Ketika menjadi Ketua Dewan Kepausan untuk Dialog Antaragama (PCID, Pontifical Council for Interreligious Dialogue) tahun 2007, Kardinal Tauran mengungkapkan keinginannya untuk mengunjungi Indonesia.

Dia tahu dengan baik bahwa dialog dengan kaum Muslim tidak bisa mengabaikan Indonesia karena beberapa alasan. Pertama, Indonesia merupakan negara berpenduduk Muslim terbesar di dunia – 22 persen penduduk Muslim dunia. Kedua, Indonesia mengalami ketegangan-ketegangan lintas agama antara Kristen dan Muslim, terutama setelah pemerintahan Soeharto (1966-98).

Krisis sosial-ekonomi 10 tahun terakhir telah menimbulkan sentimen-sentimen agama dan memperburuk hubungan Kristen-Muslim di sejumlah tempat di Indonesia. Konflik-konflik berdarah dengan motif agama di sejumlah tempat seperti Jawa, Maluku, Sulawesi, dan Kalimantan berdampak negatif terhadap hubungan Kristen-Muslim walaupun kenyataannya konflik-konflik ini bukan konflik agama.
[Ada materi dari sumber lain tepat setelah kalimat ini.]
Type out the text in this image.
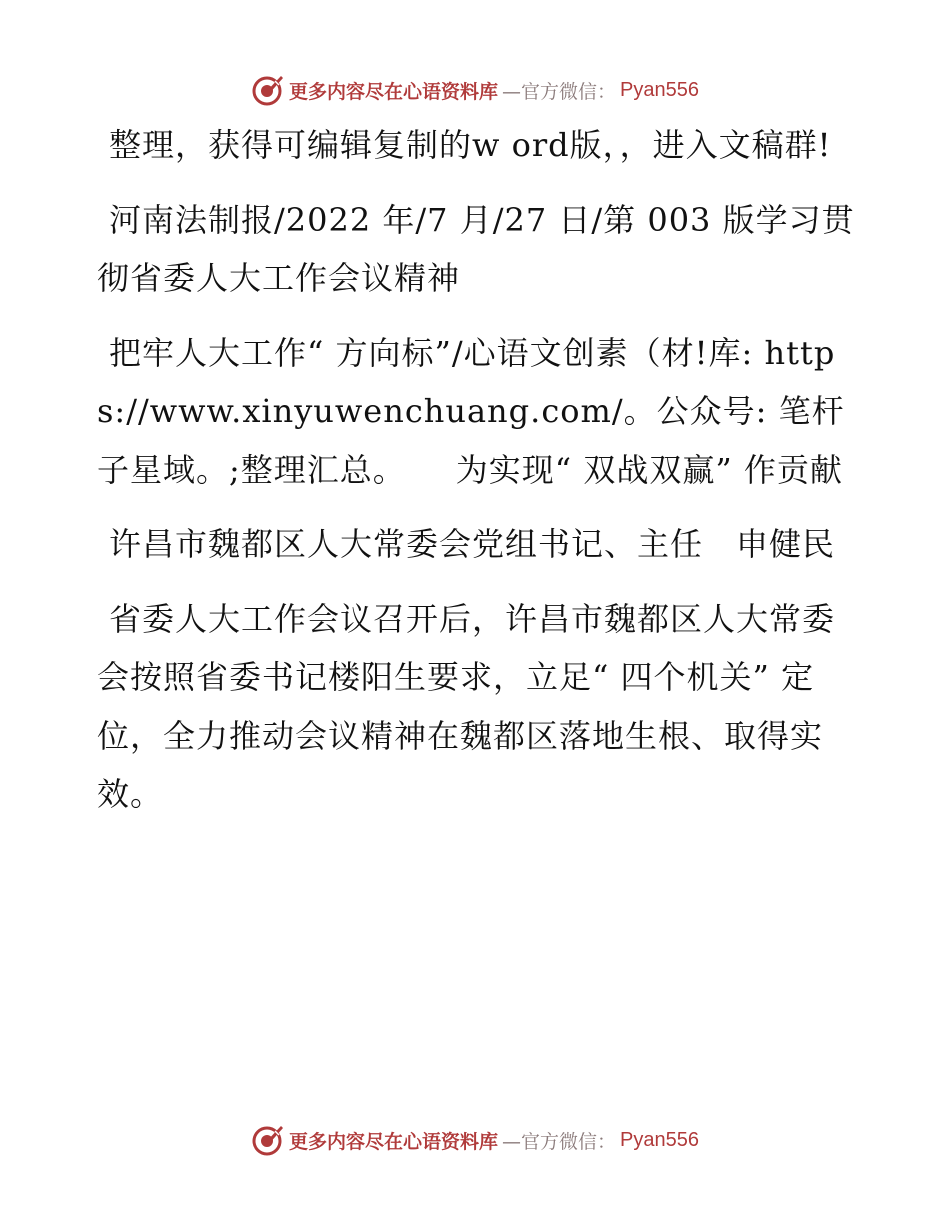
更多内容尽在心语资料库 —官方微信： Pyan556

整理，获得可编辑复制的w ord版，，进入文稿群!

河南法制报/2022 年/7 月/27 日/第 003 版学习贯彻省委人大工作会议精神

把牢人大工作“ 方向标”/心语文创素（材!库: https://www.xinyuwenchuang.com/。公众号: 笔杆子星域。;整理汇总。　　为实现“ 双战双赢” 作贡献

许昌市魏都区人大常委会党组书记、主任　申健民

省委人大工作会议召开后，许昌市魏都区人大常委会按照省委书记楼阳生要求，立足“ 四个机关” 定位，全力推动会议精神在魏都区落地生根、取得实效。

更多内容尽在心语资料库 —官方微信： Pyan556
Hubungan-hubungan yang buruk itu menimbulkan kecurigaan dan prasangka selama bertahun-tahun, dan ini tercermin dalam ketakutan terhadap misi dan evangelisasi, dalam larangan pembangunan tempat-tempat ibadat, dan sebagainya.

Namun harus diakui bahwa hanya segelintir kelompok yang menggunakan agama untuk suatu agenda tertentu – baik itu bersifat politik maupun agama – dan menimbulkan berbagai masalah dan kekacauan di seluruh negeri. Namun, berkat Tuhan, mayoritas umat Kristen dan kaum Muslim adalah orang-orang yang berkehendak baik yang moderat dan berpikiran terbuka terhadap pluralitas yang merupakan bagian integral dari realitas di Indonesia.

Vatikan sadar akan situasi hubungan Kristen-Muslim di Indonesia, dan tahu baik buruknya. Karena alasan-alasan inilah, Kardinal Tauran senang mewujudkan keinginannya untuk mengunjungi Indonesia dan bertemu dengan para tokoh Muslim serta para pemimpin resmi agama-agama lainnya.

Kardinal Tauran dan saya mengadakan serangkaian pertemuan dengan para tokoh Muslim di Masjid Istiqlal, Wahid Institute, organisasi Nahdlatul Ulama dan Muhammadiyah di Jakarta; di Denpasar di Bali, Makassar di Sulawesi; dengan Universitas Negeri Islam Sunan Kalijaga dan Sultan di Yogyakarta; dan di DEPLU (Departemen Luar Negeri) di Jakarta.

Dari pembicaraan-pembicaraan ini, saya setulusnya mengatakan bahwa semua tokoh Muslim dan berbagai rekan yang kami temui dalam kunjungan itu memperlihatkan kehendak baik dan kesiapan untuk bekerja sama dengan umat Kristen guna menciptakan landasan hubungan antaragama yang mantap, kuat dan moderat di Indonesia. Kehendak baik ini juga membuka kemungkinan untuk melibatkan kelompok-kelompok radikal dan fundamentalis. Ini merupakan suatu perkembangan penting yang muncul dari pengalaman-pengalaman masa krisis hubungan antaragama beberapa tahun terakhir.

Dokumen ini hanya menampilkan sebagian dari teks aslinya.